George Hume - Canned Salmon Pioneer



George Hume, who had sold fresh and salted salmon from the Sacramento River in California since the 1850s, began the Pacific salmon canning industry there in 1864 with his brother William.

The brothers were limited to the sale of fresh and "salted" salmon, the only preservative available for salmon until that time. However, the Humes soon overcame this limitation by inviting an old school friend from Maine, Andrew Hapgood, to join them in the salmon business. Hapgood was a tinsmith and a fisherman in Maine, both skills that would prove useful as he had already successfully experimented in canning lobster as well as salmon. He arrived in Sacramento in 1864 with some rudimentary canning instruments. The company then became Hapgood, Hume and Company, with operations starting on April 1, 1864.

In 1866, after selling out his share of ownership, Hume returned to San Francisco and became interested in stocks, granting control of his investments to a near stranger. He lost $100,000 and returned to the cannery business after briefly dabbling in the freighting business.

When local fish supplies could not meet demand, they opened a cannery on the Columbia River in Washington. In 1872, George Hume hired Chinese immigrants to work in the cannery, but local laws forbade them from fishing. A few rebel Chinese workers left the cannery in 1880 to fish on their own, but were later found drowned in the river. Local white fisherman, not the Humes, were suspects in their deaths.

Hume suffered from ill health during much of the 1880's, but growing restless, he opened the Carquinez Packing Company in Benicia where he packed salmon and fruit.

David Hewes - Railroad Golden Spike

David Hewes is probably best known for donating the golden spike that linked the transcontinental railroad tracks in May of 1869 at Promontory Summit, Utah. His long-time friends and associates, the Big Four (Crocker, Hopkins, Huntington and Stanford), built the Central Pacific Railroad that drove east to meet the Union Pacific pushing west. He was the brother-in-law of Leland Stanford.

Crocker and another business partner, David Colton, are also buried at Mountain View. Hewes had contracted to level off hill tops, sand ridges, and dunes of San Francisco. He started with a shovel, wheelbarrow, and a Chinese laborer. Within a few years his Steam Paddy Company purchased steam shovels for the work and went on to built the first steam locomotive on the Pacific Coast that hauled carloads of dirt to the eastern edge of the city where it deposited as landfill undoubtedly onto the rotting "skeletons" of Gold Rush schooners. The proposal to join the Big Four must have tempted Hewes but, he was still smarting from recent loses. Hewes had joined the Gold Rush, but not to pan for gold. He had shipped collapsible metal buildings West to Sacramento, sold them to gain a foothold, then became a successful merchant, but he lost nearly everything in the Sacramento fires and floods of 1852 and 1853. Still in the process of recovering, Hewes was unwilling to take the financial risk and turned his friends down.
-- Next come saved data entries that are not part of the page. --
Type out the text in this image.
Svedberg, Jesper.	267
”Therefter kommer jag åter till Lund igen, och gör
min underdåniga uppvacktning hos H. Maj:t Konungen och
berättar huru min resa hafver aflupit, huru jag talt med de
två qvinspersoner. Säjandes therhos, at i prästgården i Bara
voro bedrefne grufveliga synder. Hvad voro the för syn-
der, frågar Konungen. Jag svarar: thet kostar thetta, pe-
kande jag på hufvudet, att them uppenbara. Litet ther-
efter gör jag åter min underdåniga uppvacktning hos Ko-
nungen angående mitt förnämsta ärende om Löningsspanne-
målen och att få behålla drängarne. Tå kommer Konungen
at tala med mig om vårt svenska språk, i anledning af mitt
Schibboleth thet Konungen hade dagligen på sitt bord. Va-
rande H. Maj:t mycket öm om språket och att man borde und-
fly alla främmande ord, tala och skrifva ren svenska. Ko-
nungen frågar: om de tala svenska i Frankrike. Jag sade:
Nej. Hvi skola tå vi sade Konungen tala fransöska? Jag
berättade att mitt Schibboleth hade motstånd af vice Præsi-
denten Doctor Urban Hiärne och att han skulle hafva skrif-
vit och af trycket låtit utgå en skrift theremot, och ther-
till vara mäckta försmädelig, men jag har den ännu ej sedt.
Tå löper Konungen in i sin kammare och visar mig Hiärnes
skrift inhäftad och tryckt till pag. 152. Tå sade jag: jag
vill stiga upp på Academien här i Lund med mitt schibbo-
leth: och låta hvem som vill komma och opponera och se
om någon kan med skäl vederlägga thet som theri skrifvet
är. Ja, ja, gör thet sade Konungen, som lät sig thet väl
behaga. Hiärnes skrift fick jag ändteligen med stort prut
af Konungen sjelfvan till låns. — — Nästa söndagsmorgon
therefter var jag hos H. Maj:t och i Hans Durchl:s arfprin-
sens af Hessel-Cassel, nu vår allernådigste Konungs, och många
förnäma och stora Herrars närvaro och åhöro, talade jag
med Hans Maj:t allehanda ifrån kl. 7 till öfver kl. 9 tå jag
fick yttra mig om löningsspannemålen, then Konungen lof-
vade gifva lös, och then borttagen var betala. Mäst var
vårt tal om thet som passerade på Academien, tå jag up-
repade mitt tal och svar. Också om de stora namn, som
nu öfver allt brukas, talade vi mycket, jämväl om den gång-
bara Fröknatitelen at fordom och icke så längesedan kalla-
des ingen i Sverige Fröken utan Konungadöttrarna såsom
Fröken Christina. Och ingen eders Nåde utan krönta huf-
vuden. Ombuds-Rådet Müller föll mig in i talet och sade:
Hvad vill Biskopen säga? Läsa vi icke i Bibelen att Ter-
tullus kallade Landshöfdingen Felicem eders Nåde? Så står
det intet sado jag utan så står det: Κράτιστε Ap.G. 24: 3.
When the transcontinental railroad neared completion, however, Hewes, the tireless and talented promoter, recognized what his famous friends did not — the need for ceremony and pageantry to celebrate North America’s transcontinental railroad. He transformed an event, held in a remote and desolate part of the country, into a national celebration that was shared, simultaneously, from coast-to-coast via the telegraph system. By the time Hewes was 84 years old, he was no stranger to disaster. Death had taken two wives, a prosperous business had gone up in smoke, blight had decimated his vineyards, and a land development project had failed. But none was quite as sudden or spectacular as the San Francisco earthquake of 1906 that leveled his three-story office building at 997 Market Street. Age, however, had not quenched the spirit that brought David Hewes from poverty to prosperity. He wired his nephew: "Burned today; build tomorrow," then planned a 15-story building that was completed two years later at a cost of nearly $1 million. Hewes spent his time in both San Francisco and Anapuma in Southern California. He organized the David Hewes Orange and Lemon Association, built a packing spur and at age 90 and still drove his horse and buggy around Los Angeles and San Francisco.